Having identified these important numerical summaries, I generalized my R script to produce them for each city. This took about 30 minutes to write and about an hour to run. The most important summary was Figure 4, a repeat of Figure 2 for all cities. This allowed me to verify that the symptoms were consistent across cities: the admission rates of normal symptoms remain roughly constant, and the pandemic symptoms are associated with a peak and decline.

Figure 4: For each city, breakdown of hospital admissions by whether or not they experienced symptoms associated with the pandemic. Thin lines are raw data, thick lines are smoothed data. Cities ordered by overall fatality rate amongst the infected.

To compare cities, I computed the overall mortality rate for patients with pandemic symptoms, shown in Figure 5. There are three groups of cities:

  • Turkey and Thailand had very low fatality rates. Figure 4 shows that this was because they did not experience the pandemic.
  • Venezuela, Yemen, Colombia, Karachi, Iran, Lebanon, Saudi Arabia all had roughly similar rates, 5Ð7%.
  • Aleppo and Nairobi had higher rates, around 8%.

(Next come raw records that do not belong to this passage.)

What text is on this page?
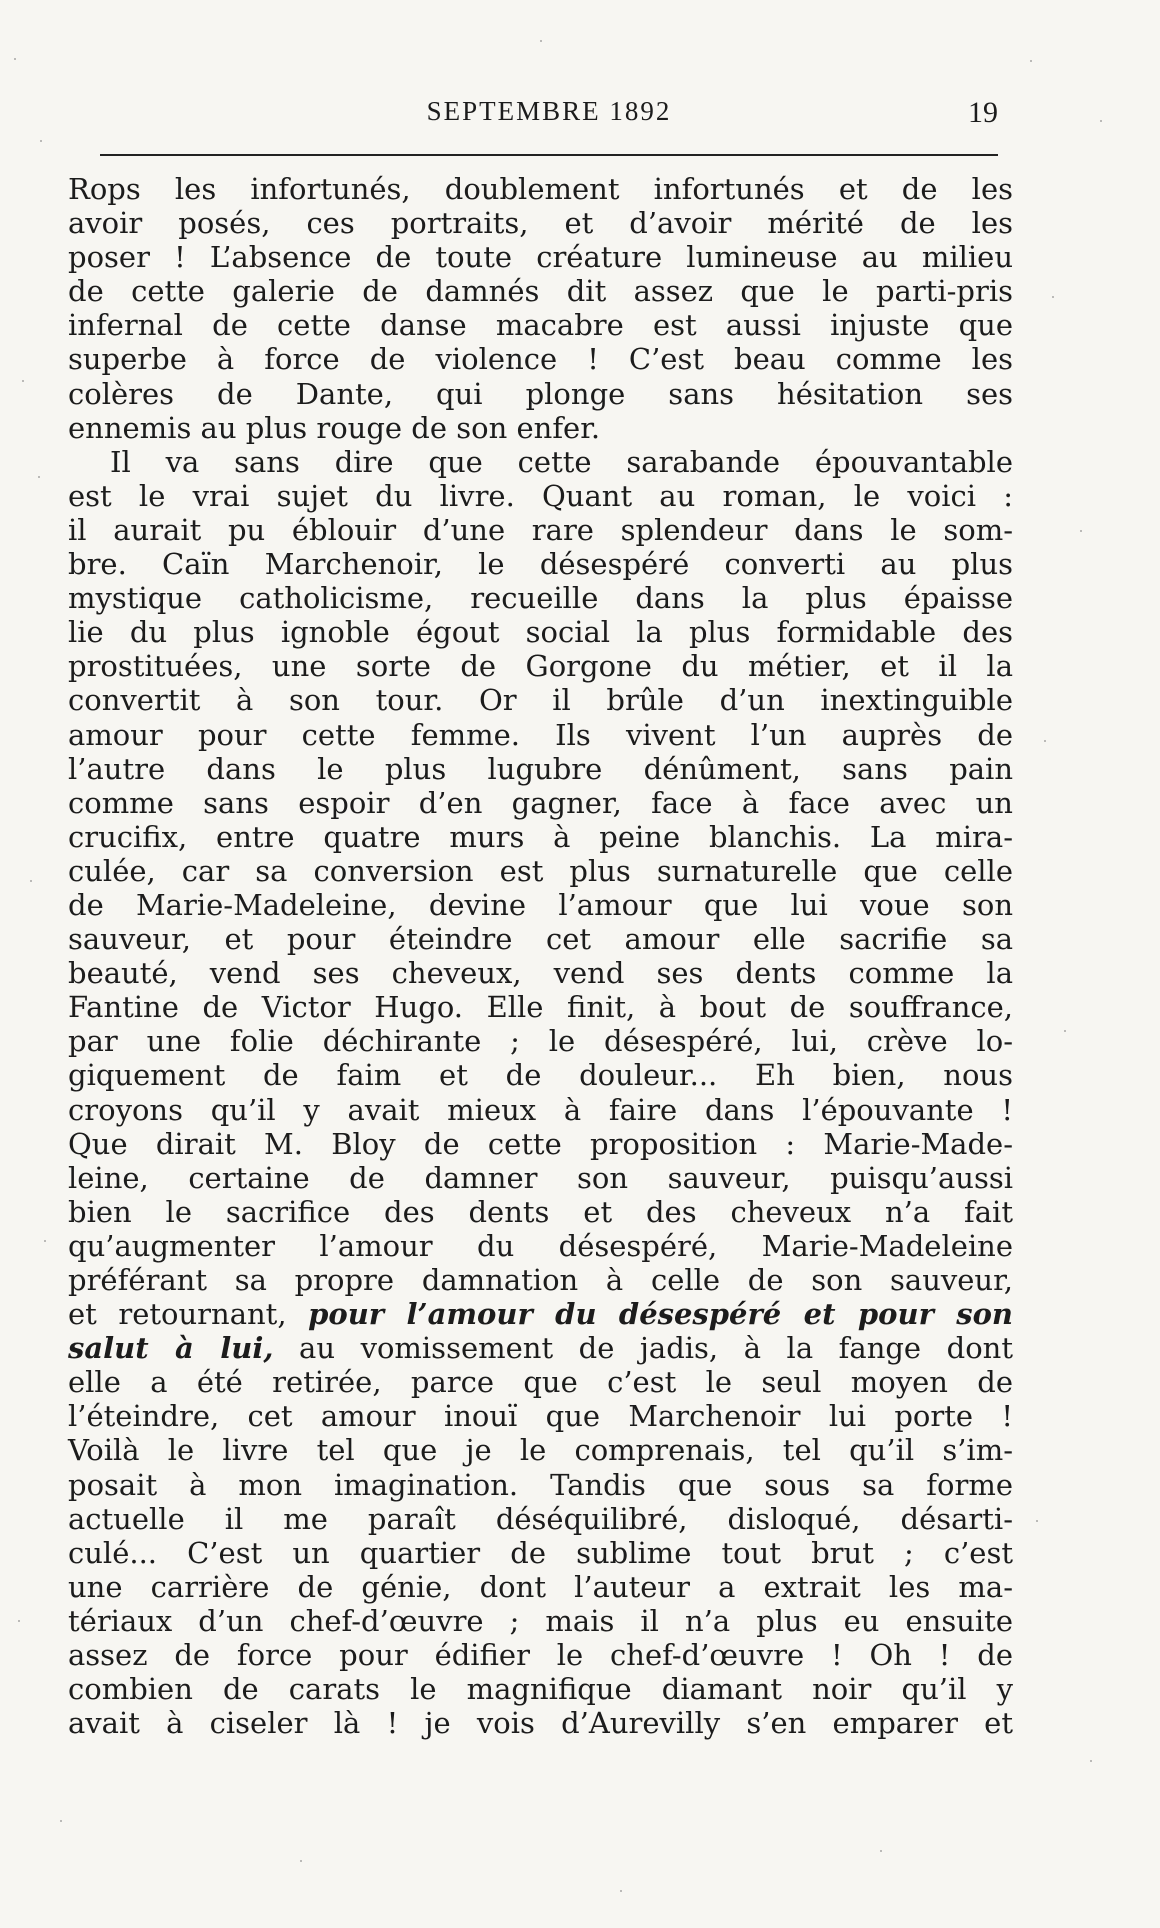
SEPTEMBRE 1892	19
Rops les infortunés, doublement infortunés et de les
avoir posés, ces portraits, et d’avoir mérité de les
poser ! L’absence de toute créature lumineuse au milieu
de cette galerie de damnés dit assez que le parti-pris
infernal de cette danse macabre est aussi injuste que
superbe à force de violence ! C’est beau comme les
colères de Dante, qui plonge sans hésitation ses
ennemis au plus rouge de son enfer.
Il va sans dire que cette sarabande épouvantable
est le vrai sujet du livre. Quant au roman, le voici :
il aurait pu éblouir d’une rare splendeur dans le som-
bre. Caïn Marchenoir, le désespéré converti au plus
mystique catholicisme, recueille dans la plus épaisse
lie du plus ignoble égout social la plus formidable des
prostituées, une sorte de Gorgone du métier, et il la
convertit à son tour. Or il brûle d’un inextinguible
amour pour cette femme. Ils vivent l’un auprès de
l’autre dans le plus lugubre dénûment, sans pain
comme sans espoir d’en gagner, face à face avec un
crucifix, entre quatre murs à peine blanchis. La mira-
culée, car sa conversion est plus surnaturelle que celle
de Marie-Madeleine, devine l’amour que lui voue son
sauveur, et pour éteindre cet amour elle sacrifie sa
beauté, vend ses cheveux, vend ses dents comme la
Fantine de Victor Hugo. Elle finit, à bout de souffrance,
par une folie déchirante ; le désespéré, lui, crève lo-
giquement de faim et de douleur... Eh bien, nous
croyons qu’il y avait mieux à faire dans l’épouvante !
Que dirait M. Bloy de cette proposition : Marie-Made-
leine, certaine de damner son sauveur, puisqu’aussi
bien le sacrifice des dents et des cheveux n’a fait
qu’augmenter l’amour du désespéré, Marie-Madeleine
préférant sa propre damnation à celle de son sauveur,
et retournant, pour l’amour du désespéré et pour son
salut à lui, au vomissement de jadis, à la fange dont
elle a été retirée, parce que c’est le seul moyen de
l’éteindre, cet amour inouï que Marchenoir lui porte !
Voilà le livre tel que je le comprenais, tel qu’il s’im-
posait à mon imagination. Tandis que sous sa forme
actuelle il me paraît déséquilibré, disloqué, désarti-
culé... C’est un quartier de sublime tout brut ; c’est
une carrière de génie, dont l’auteur a extrait les ma-
tériaux d’un chef-d’œuvre ; mais il n’a plus eu ensuite
assez de force pour édifier le chef-d’œuvre ! Oh ! de
combien de carats le magnifique diamant noir qu’il y
avait à ciseler là ! je vois d’Aurevilly s’en emparer et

Figure 5: Mortality rate of patients with pandemic cities.

I also explored time course and mortality rate across age. These were very similar across all cities.

Conclusion

The pandemic started around day 125, peaked at day 145 and burned out by day 180. Common symptoms included vomiting, pain (back and abdominal), fever and diarrhea. Symptoms most associated with fatality were proteinuria, abnormal labs, encephalitis, tremors, hearing loss and conjunctivitis. The disease was equally fatal in men and women, while the very young and old were more likely to die. The pandemic behaved similarly between cities, apart from Turkey and Thailand which were not affected, and Aleppo and Nairobi which experienced somewhat higher fatality rates.